Eram consideradas por eles áreas mais seguras das pressões externas, servindo de refúgio para as famílias Guarani que saíam de outras localidades, em
razão das diversas formas de violência sofridas. Em 1976, o Incra, em conjunto com a Funai, destinou as terras da Colônia Guarani para o assentamento de colonos, o que
resultou na expulsão das comunidades indígenas.

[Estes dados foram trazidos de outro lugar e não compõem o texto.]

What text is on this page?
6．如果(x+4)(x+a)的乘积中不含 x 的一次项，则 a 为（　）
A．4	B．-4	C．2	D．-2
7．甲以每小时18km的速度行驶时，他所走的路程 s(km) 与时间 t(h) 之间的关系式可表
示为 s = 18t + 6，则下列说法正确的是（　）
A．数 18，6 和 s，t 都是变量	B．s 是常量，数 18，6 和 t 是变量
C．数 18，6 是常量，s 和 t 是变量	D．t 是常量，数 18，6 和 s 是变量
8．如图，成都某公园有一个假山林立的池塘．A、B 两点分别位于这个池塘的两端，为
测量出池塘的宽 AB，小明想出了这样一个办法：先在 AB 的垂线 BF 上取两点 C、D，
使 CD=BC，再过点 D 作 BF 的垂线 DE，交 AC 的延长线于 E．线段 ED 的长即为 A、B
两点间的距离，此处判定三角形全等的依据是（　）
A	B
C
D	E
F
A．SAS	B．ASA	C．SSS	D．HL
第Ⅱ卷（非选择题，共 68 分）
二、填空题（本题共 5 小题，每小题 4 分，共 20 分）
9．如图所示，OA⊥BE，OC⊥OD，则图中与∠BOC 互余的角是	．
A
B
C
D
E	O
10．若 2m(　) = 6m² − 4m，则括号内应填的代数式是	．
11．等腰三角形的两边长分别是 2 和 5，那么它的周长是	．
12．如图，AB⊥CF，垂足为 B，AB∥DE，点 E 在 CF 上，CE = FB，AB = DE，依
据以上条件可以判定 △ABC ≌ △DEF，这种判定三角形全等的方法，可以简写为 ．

Construção da Hidrelétrica de Itaipu
Após esse processo contínuo de esbulho das terras indígenas, nos anos 1970, os Avá-Guarani foram confinados nas margens do rio Paraná e logo foram impactadas com a
construção da Hidrelétrica de Itaipu.
Iniciadas em 1966 para o aproveitamento do potencial energético do rio Paraná, as negociações diplomáticas entre Brasil e Paraguai culminaram, no ano de 1973, na
celebração de um acordo entre os dois países. O acordo previa o represamento do rio e a construção de uma grande usina hidrelétrica, conforme Decreto nº 72.707, de 28
de agosto de 1973.
No início dos anos 1970, o governo já implementava medidas para deslocar as populações que seriam atingidas pelo represamento do rio, incluindo os Avá-Guarani, aos
quais foram negados indenização e reassentamento, pois tais medidas tiveram como pressuposto a existência de "título regular". Evidentemente, os indígenas não possuíam
títulos de suas terras e nem território demarcado pelos órgãos indigenistas, sendo apartados das políticas compensatórias e indenizatórias. Ademais, seus últimos refúgios
foram utilizados para reassentamento de não indígenas.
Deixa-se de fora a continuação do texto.